Discovering the General Solution of ODEs: A Comprehensive Guide

[h0h0]

The flow defined by a differential equation/general solution

I'm trying to find the 'general solution'(perhaps more accurately the flow)
of the following ODE:

[tex]x' = x(1-x)[/tex]

i.e. [tex]\lambda_{max}(t, \tau,\xi)[/tex] and the domain where it's defined [tex]\Omega[/tex]

note:
The definition of 'general solution' I'm referring to here is the following:

Given a open [tex]D\subset R^{1+N} [/tex], a continuous and with respect to x Lipschitz-continous function [tex]f:D \rightarrow R^{N} [/tex], and the differential equation

[tex]x' = f(t,x)[/tex]

The function [tex]\lambda(t, \tau,\xi) := \lambda_{max}(t, \tau,\xi)[/tex] defined for [tex](t, \tau,\xi)\in\Omega := \left\{(t, \tau,\xi)\inR^{1+1+N} : (\tau,\xi)\in D, t \in I_{max}(\tau,\xi)\right\}[/tex]
is called the 'general solution' of the differential equation.

[tex]\lambda_{max}[/tex] is the maximal solution, and [tex]I_{max}(\tau,\xi)[/tex] the maximal interval of
existence of the solution of the intial value problem [tex]x(\tau)=\xi[/tex]

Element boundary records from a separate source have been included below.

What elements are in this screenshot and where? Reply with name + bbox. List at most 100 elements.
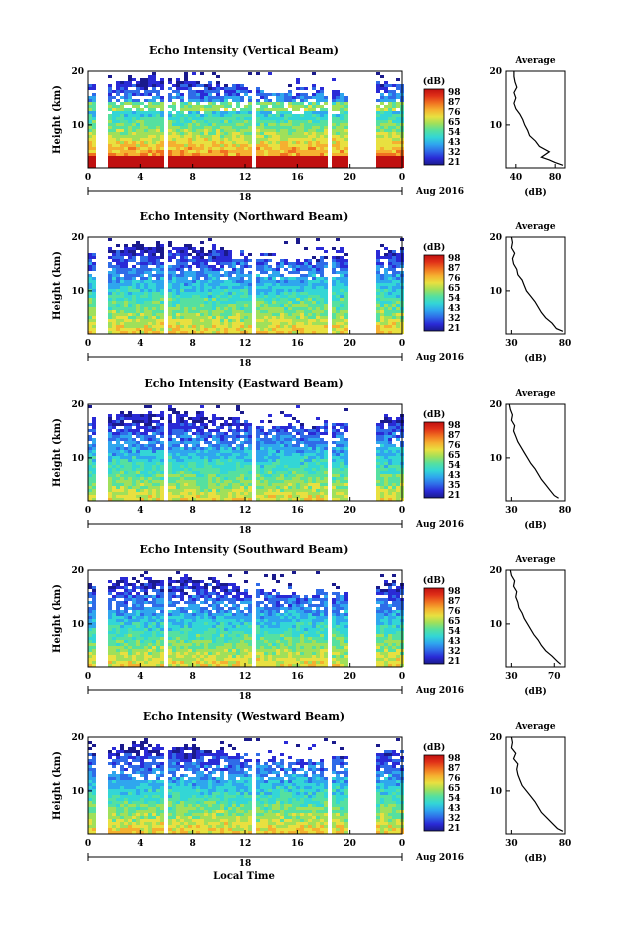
heatmap-cell: [236, 84, 240, 87]
heatmap-cell: [296, 238, 300, 241]
heatmap-cell: [124, 289, 128, 292]
heatmap-cell: [160, 250, 164, 253]
heatmap-cell: [380, 102, 384, 105]
heatmap-cell: [344, 322, 348, 325]
heatmap-cell: [128, 93, 132, 96]
heatmap-cell: [276, 310, 280, 313]
heatmap-cell: [268, 316, 272, 319]
heatmap-cell: [308, 325, 312, 328]
heatmap-cell: [156, 162, 160, 165]
heatmap-cell: [336, 292, 340, 295]
heatmap-cell: [108, 307, 112, 310]
heatmap-cell: [192, 316, 196, 319]
heatmap-cell: [256, 456, 260, 459]
heatmap-cell: [204, 90, 208, 93]
heatmap-cell: [180, 331, 184, 334]
heatmap-cell: [284, 319, 288, 322]
heatmap-cell: [140, 129, 144, 132]
heatmap-cell: [248, 426, 252, 429]
heatmap-cell: [316, 435, 320, 438]
heatmap-cell: [244, 432, 248, 435]
heatmap-cell: [136, 271, 140, 274]
heatmap-cell: [344, 316, 348, 319]
heatmap-cell: [240, 280, 244, 283]
heatmap-cell: [320, 120, 324, 123]
heatmap-cell: [284, 156, 288, 159]
heatmap-cell: [376, 99, 380, 102]
heatmap-cell: [288, 150, 292, 153]
heatmap-cell: [124, 486, 128, 489]
heatmap-cell: [208, 138, 212, 141]
heatmap-cell: [280, 262, 284, 265]
heatmap-cell: [316, 462, 320, 465]
heatmap-cell: [208, 81, 212, 84]
heatmap-cell: [176, 274, 180, 277]
heatmap-cell: [188, 105, 192, 108]
heatmap-cell: [280, 289, 284, 292]
heatmap-cell: [316, 153, 320, 156]
heatmap-cell: [304, 322, 308, 325]
heatmap-cell: [208, 432, 212, 435]
heatmap-cell: [376, 319, 380, 322]
heatmap-cell: [248, 450, 252, 453]
heatmap-cell: [228, 165, 232, 168]
heatmap-cell: [280, 477, 284, 480]
heatmap-cell: [304, 96, 308, 99]
heatmap-cell: [236, 462, 240, 465]
heatmap-cell: [92, 471, 96, 474]
heatmap-cell: [264, 474, 268, 477]
heatmap-cell: [268, 150, 272, 153]
heatmap-cell: [240, 331, 244, 334]
heatmap-cell: [120, 105, 124, 108]
heatmap-cell: [316, 277, 320, 280]
heatmap-cell: [336, 117, 340, 120]
heatmap-cell: [196, 411, 200, 414]
heatmap-cell: [204, 268, 208, 271]
heatmap-cell: [224, 159, 228, 162]
heatmap-cell: [156, 135, 160, 138]
heatmap-cell: [212, 420, 216, 423]
heatmap-cell: [160, 117, 164, 120]
heatmap-cell: [296, 456, 300, 459]
heatmap-cell: [232, 84, 236, 87]
heatmap-cell: [256, 474, 260, 477]
heatmap-cell: [296, 108, 300, 111]
heatmap-cell: [280, 117, 284, 120]
heatmap-cell: [228, 259, 232, 262]
heatmap-cell: [220, 423, 224, 426]
heatmap-cell: [148, 120, 152, 123]
heatmap-cell: [288, 310, 292, 313]
heatmap-cell: [176, 159, 180, 162]
heatmap-cell: [264, 147, 268, 150]
heatmap-cell: [284, 165, 288, 168]
heatmap-cell: [244, 150, 248, 153]
heatmap-cell: [192, 165, 196, 168]
heatmap-cell: [176, 90, 180, 93]
heatmap-cell: [228, 102, 232, 105]
heatmap-cell: [264, 105, 268, 108]
heatmap-cell: [180, 87, 184, 90]
heatmap-cell: [172, 471, 176, 474]
heatmap-cell: [376, 135, 380, 138]
heatmap-cell: [196, 432, 200, 435]
heatmap-cell: [296, 114, 300, 117]
heatmap-cell: [144, 298, 148, 301]
heatmap-cell: [272, 441, 276, 444]
heatmap-cell: [320, 93, 324, 96]
heatmap-cell: [312, 322, 316, 325]
heatmap-cell: [136, 253, 140, 256]
heatmap-cell: [256, 120, 260, 123]
heatmap-cell: [320, 304, 324, 307]
heatmap-cell: [288, 93, 292, 96]
heatmap-cell: [196, 465, 200, 468]
heatmap-cell: [388, 90, 392, 93]
heatmap-cell: [300, 283, 304, 286]
heatmap-cell: [136, 420, 140, 423]
heatmap-cell: [228, 316, 232, 319]
heatmap-cell: [128, 156, 132, 159]
heatmap-cell: [288, 283, 292, 286]
heatmap-cell: [376, 325, 380, 328]
heatmap-cell: [144, 423, 148, 426]
heatmap-cell: [200, 250, 204, 253]
heatmap-cell: [316, 271, 320, 274]
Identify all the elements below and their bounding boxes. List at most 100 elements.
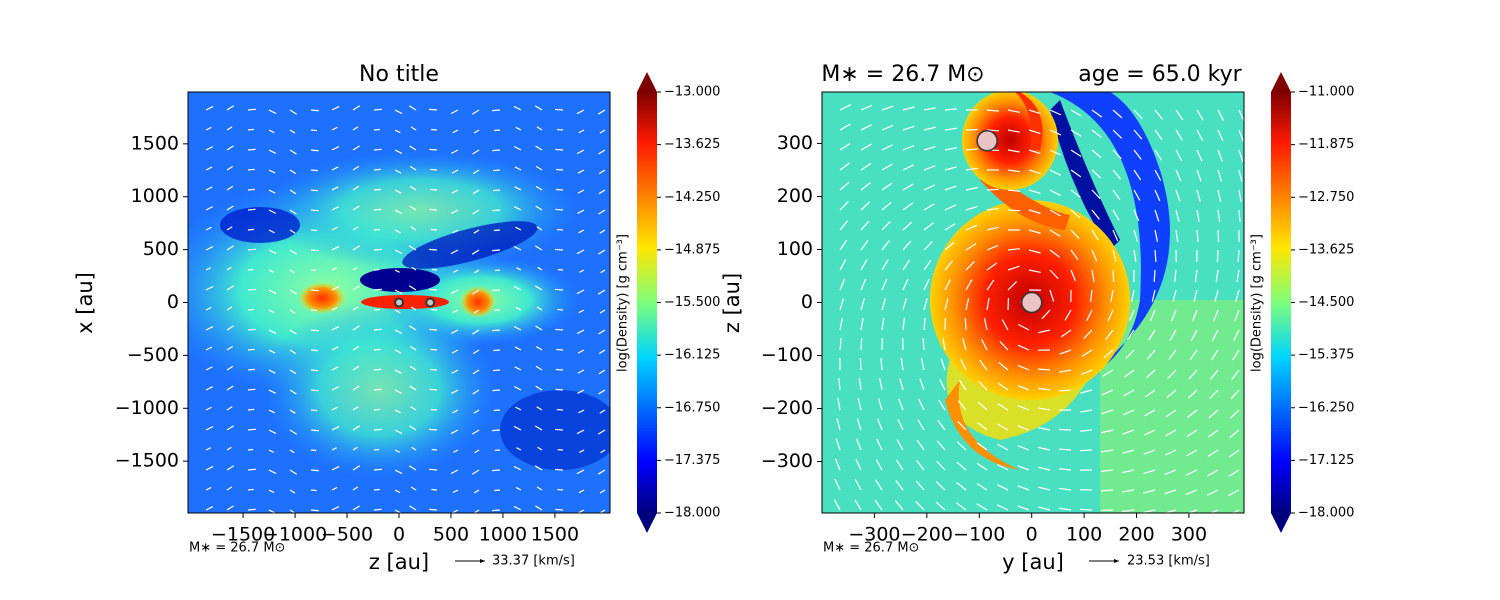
colorbar-tick-label: −13.625 — [664, 137, 720, 152]
velocity-arrow — [599, 489, 606, 494]
velocity-arrow — [1007, 281, 1017, 291]
velocity-arrow — [409, 505, 417, 511]
velocity-arrow — [453, 269, 459, 273]
velocity-arrow — [268, 309, 275, 314]
velocity-arrow — [1037, 368, 1051, 371]
velocity-arrow — [373, 128, 380, 131]
velocity-arrow — [205, 126, 212, 131]
colorbar-tick-label: −17.125 — [1298, 453, 1354, 468]
velocity-arrow — [310, 489, 317, 492]
velocity-arrow — [857, 398, 862, 411]
velocity-arrow — [394, 469, 403, 475]
velocity-arrow — [1228, 449, 1240, 458]
velocity-arrow — [516, 267, 522, 271]
velocity-arrow — [983, 318, 988, 331]
velocity-arrow — [534, 425, 543, 431]
velocity-arrow — [247, 308, 254, 311]
velocity-arrow — [836, 418, 841, 431]
velocity-arrow — [514, 166, 522, 171]
y-tick-label: 0 — [801, 291, 813, 313]
velocity-arrow — [881, 240, 890, 251]
y-tick-label: −100 — [761, 344, 813, 366]
velocity-arrow — [923, 317, 926, 331]
velocity-arrow — [1217, 169, 1223, 182]
velocity-arrow — [394, 169, 402, 174]
velocity-arrow — [1070, 209, 1081, 219]
velocity-arrow — [1172, 289, 1177, 302]
velocity-arrow — [513, 465, 522, 471]
velocity-arrow — [1038, 506, 1051, 511]
velocity-arrow — [310, 249, 319, 252]
velocity-arrow — [1174, 269, 1177, 282]
velocity-arrow — [536, 406, 543, 411]
velocity-arrow — [874, 499, 883, 511]
velocity-arrow — [394, 329, 403, 335]
velocity-arrow — [1154, 169, 1162, 181]
velocity-arrow — [1070, 249, 1079, 261]
velocity-arrow — [247, 268, 254, 271]
velocity-arrow — [1175, 129, 1183, 141]
velocity-arrow — [576, 109, 585, 115]
velocity-arrow — [860, 337, 863, 351]
velocity-arrow — [247, 368, 256, 371]
velocity-arrow — [534, 285, 543, 291]
velocity-arrow — [310, 349, 318, 352]
velocity-arrow — [1122, 449, 1135, 454]
velocity-arrow — [1165, 429, 1177, 437]
velocity-arrow — [247, 288, 256, 291]
velocity-arrow — [577, 349, 585, 354]
velocity-arrow — [408, 105, 417, 111]
velocity-arrow — [289, 149, 297, 155]
velocity-arrow — [1196, 149, 1203, 162]
velocity-arrow — [1207, 469, 1219, 477]
velocity-arrow — [373, 408, 381, 411]
velocity-arrow — [599, 129, 606, 134]
velocity-arrow — [205, 166, 213, 171]
velocity-arrow — [1112, 189, 1121, 201]
velocity-arrow — [1238, 129, 1244, 142]
velocity-arrow — [1164, 489, 1177, 495]
velocity-arrow — [576, 329, 585, 335]
velocity-arrow — [898, 398, 904, 411]
velocity-arrow — [471, 289, 480, 295]
velocity-arrow — [289, 249, 298, 255]
velocity-arrow — [472, 389, 480, 395]
velocity-arrow — [289, 329, 297, 335]
velocity-arrow — [839, 201, 849, 211]
velocity-arrow — [902, 125, 915, 131]
velocity-arrow — [473, 409, 480, 414]
velocity-arrow — [268, 209, 277, 214]
velocity-arrow — [1122, 489, 1135, 493]
velocity-arrow — [394, 309, 401, 314]
colorbar-tick-label: −18.000 — [1298, 506, 1354, 521]
velocity-arrow — [513, 245, 522, 251]
velocity-arrow — [598, 369, 606, 375]
velocity-arrow — [1206, 509, 1219, 516]
velocity-arrow — [877, 398, 883, 411]
velocity-arrow — [352, 126, 359, 131]
velocity-arrow — [331, 486, 338, 491]
velocity-arrow — [409, 145, 417, 151]
x-tick-label: −500 — [321, 524, 373, 546]
velocity-arrow — [1148, 329, 1156, 341]
velocity-arrow — [1167, 369, 1177, 380]
velocity-arrow — [513, 105, 522, 111]
velocity-arrow — [373, 228, 381, 231]
colorbar-extend — [637, 513, 657, 533]
velocity-arrow — [597, 469, 606, 475]
velocity-arrow — [1038, 446, 1051, 451]
velocity-arrow — [394, 489, 401, 494]
velocity-arrow — [205, 406, 212, 411]
velocity-arrow — [1007, 248, 1020, 251]
velocity-arrow — [226, 226, 233, 231]
velocity-arrow — [331, 406, 338, 411]
velocity-arrow — [1112, 169, 1122, 180]
velocity-arrow — [493, 409, 501, 412]
velocity-arrow — [1070, 109, 1082, 117]
velocity-arrow — [205, 346, 213, 351]
velocity-arrow — [965, 186, 978, 191]
velocity-arrow — [515, 486, 522, 491]
velocity-arrow — [920, 358, 925, 371]
velocity-arrow — [535, 165, 543, 171]
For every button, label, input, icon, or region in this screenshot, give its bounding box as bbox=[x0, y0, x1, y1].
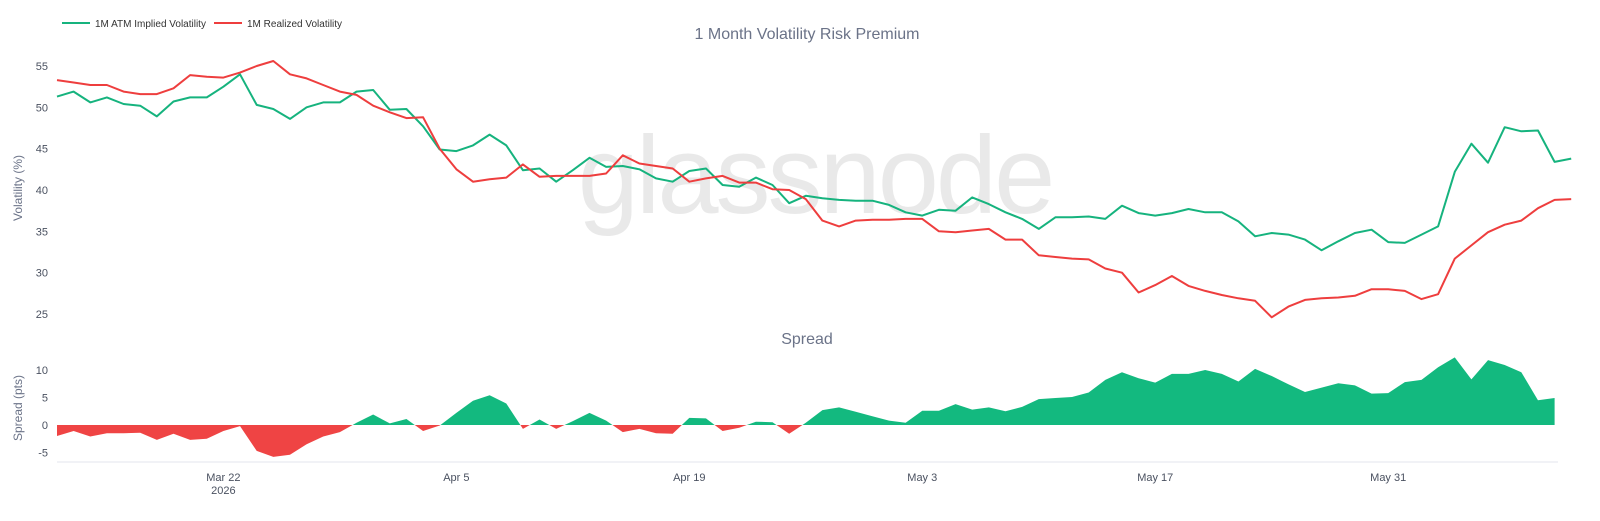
bottom-y-tick-label: 5 bbox=[42, 393, 48, 405]
spread-positive-area[interactable] bbox=[352, 357, 1555, 425]
x-tick-label: May 31 bbox=[1370, 472, 1406, 484]
bottom-chart-title: Spread bbox=[781, 331, 833, 348]
x-tick-label: May 17 bbox=[1137, 472, 1173, 484]
x-tick-year-label: 2026 bbox=[211, 485, 235, 497]
top-y-tick-label: 50 bbox=[36, 102, 48, 114]
bottom-y-tick-label: 10 bbox=[36, 365, 48, 377]
bottom-y-axis-ticks: -5 0 5 10 bbox=[36, 365, 48, 460]
top-y-axis-title: Volatility (%) bbox=[11, 155, 25, 221]
top-y-tick-label: 55 bbox=[36, 61, 48, 73]
top-y-tick-label: 45 bbox=[36, 144, 48, 156]
implied-volatility-line[interactable] bbox=[56, 73, 1572, 252]
x-tick-label: Mar 22 bbox=[206, 472, 240, 484]
x-tick-label: May 3 bbox=[907, 472, 937, 484]
x-tick-label: Apr 5 bbox=[443, 472, 469, 484]
watermark: glassnode bbox=[578, 114, 1053, 237]
top-y-tick-label: 35 bbox=[36, 226, 48, 238]
bottom-y-tick-label: -5 bbox=[38, 448, 48, 460]
legend: 1M ATM Implied Volatility 1M Realized Vo… bbox=[62, 19, 342, 30]
volatility-lines bbox=[56, 60, 1572, 319]
top-y-tick-label: 30 bbox=[36, 268, 48, 280]
bottom-y-tick-label: 0 bbox=[42, 420, 48, 432]
spread-negative-area[interactable] bbox=[57, 425, 803, 457]
legend-label-implied[interactable]: 1M ATM Implied Volatility bbox=[95, 19, 206, 30]
x-tick-label: Apr 19 bbox=[673, 472, 705, 484]
top-chart-title: 1 Month Volatility Risk Premium bbox=[695, 26, 920, 43]
spread-area bbox=[57, 357, 1555, 457]
top-y-axis-ticks: 25 30 35 40 45 50 55 bbox=[36, 61, 48, 321]
top-y-tick-label: 25 bbox=[36, 309, 48, 321]
bottom-y-axis-title: Spread (pts) bbox=[11, 375, 25, 441]
realized-volatility-line[interactable] bbox=[56, 60, 1572, 319]
top-y-tick-label: 40 bbox=[36, 185, 48, 197]
legend-label-realized[interactable]: 1M Realized Volatility bbox=[247, 19, 342, 30]
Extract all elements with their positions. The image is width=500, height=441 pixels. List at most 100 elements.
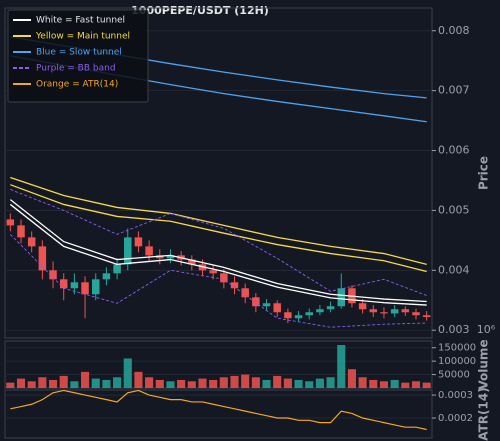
indicator-line [9,199,427,303]
volume-bar [262,379,271,388]
candle-body [369,309,378,313]
legend-label: Purple = BB band [36,64,116,74]
candle-body [422,315,431,318]
panel-frame [4,340,433,389]
legend-box [7,9,149,103]
y-axis-label: Volume [477,339,491,389]
volume-bar [16,378,26,388]
volume-bar [358,377,367,388]
candle-body [17,225,25,238]
volume-bar [219,377,228,388]
offset-text: 10⁶ [477,323,496,336]
volume-bar [81,371,90,388]
y-tick-label: 0.005 [438,203,470,216]
candle-body [358,303,367,310]
y-tick-label: 0.004 [438,263,470,276]
candle-body [305,312,313,316]
panel-frame [4,389,433,439]
indicator-line [10,189,427,296]
y-tick-label: 0.006 [438,144,470,157]
volume-bar [187,381,196,388]
candle-body [230,282,239,289]
volume-bar [241,374,250,388]
volume-bar [38,377,47,388]
volume-bar [166,381,175,388]
candle-body [241,288,249,298]
y-tick-label: 100000 [438,356,476,367]
indicator-line [10,184,427,273]
candle-body [124,237,132,265]
panel-frame [4,7,433,339]
candle-body [113,264,121,274]
volume-bar [177,379,186,388]
volume-bar [123,358,132,388]
volume-bar [273,375,282,388]
volume-bar [27,381,36,388]
legend-label: Orange = ATR(14) [36,80,118,90]
candle-body [390,309,399,314]
volume-bar [337,345,346,388]
y-tick-label: 150000 [438,343,476,354]
volume-bar [369,379,378,388]
volume-bar [230,375,239,388]
legend: White = Fast tunnel Yellow = Main tunnel B… [7,9,149,103]
candle-body [326,306,335,310]
candle-body [145,246,153,256]
y-axis-label: ATR(14) [477,387,491,440]
y-tick-label: 0.003 [438,323,470,336]
volume-bar [283,378,292,388]
y-tick-label: 0.0003 [438,390,473,401]
volume-bar [145,377,154,388]
legend-label: White = Fast tunnel [36,16,125,26]
y-axis-label: Price [477,156,491,190]
legend-label: Yellow = Main tunnel [35,32,130,42]
candle-body [188,259,196,265]
candle-body [27,237,36,247]
volume-bar [198,378,207,388]
candle-body [380,312,388,314]
candle-body [49,270,57,280]
candle-body [273,303,281,313]
volume-bar [59,375,68,388]
candle-body [294,315,303,319]
atr-line [10,389,427,431]
candle-body [81,282,89,295]
volume-bar [155,379,164,388]
candle-body [412,312,420,316]
legend-label: Blue = Slow tunnel [36,48,122,58]
candle-body [262,303,271,307]
candle-body [70,282,79,289]
y-tick-label: 0.007 [438,84,470,97]
candle-body [220,273,228,283]
volume-bar [6,382,15,388]
candle-body [316,309,324,313]
candle-body [209,270,217,274]
volume-bar [326,377,335,388]
volume-bar [48,379,58,388]
volume-bar [102,379,111,388]
volume-bar [379,381,389,388]
volume-bar [294,379,303,388]
volume-bar [209,379,218,388]
indicator-line [10,176,427,265]
y-tick-label: 0.0002 [438,413,473,424]
y-tick-label: 0.008 [438,24,470,37]
volume-bar [411,381,421,388]
candle-body [337,288,345,307]
candle-body [92,279,100,295]
y-tick-label: 50000 [438,370,470,381]
volume-bar [251,377,260,388]
candle-body [166,255,175,259]
volume-bar [91,378,100,388]
candle-body [6,219,15,226]
chart-title: 1000PEPE/USDT (12H) [131,4,269,17]
candle-body [102,273,111,280]
candle-body [59,279,68,289]
volume-bar [134,371,143,388]
volume-bar [390,379,399,388]
volume-bar [347,369,356,388]
candle-body [134,237,143,247]
volume-bar [70,381,79,388]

Any recommended examples/literature?

 

[gtoguy97]

In the case of the differential equation x' = x(1-x), the general solution is given by \lambda_{max}(t, \tau,\xi) = \frac{\xi e^{(t-\tau)}}{1 + \xi (e^{(t-\tau)} - 1)}, and the domain of definition is \Omega := \left\{(t, \tau,\xi)\inR^{1+1+1} : (\tau,\xi)\in [0,\infty)\times [0,1], t \in [\tau, +\infty)\right\}. For more information on general solutions and related topics, you may find the following references useful:1. A. D. Polyanin and V. F. Zaitsev, Handbook of Exact Solutions for Ordinary Differential Equations, CRC Press, 2003.2. E. I. Khukhro, Ordinary Differential Equations: Introduction with Applications, Cambridge University Press, 2014.3. S. H. S. Kazmi, Differential Equations: Theory, Technique, and Practice, Elsevier, 2016.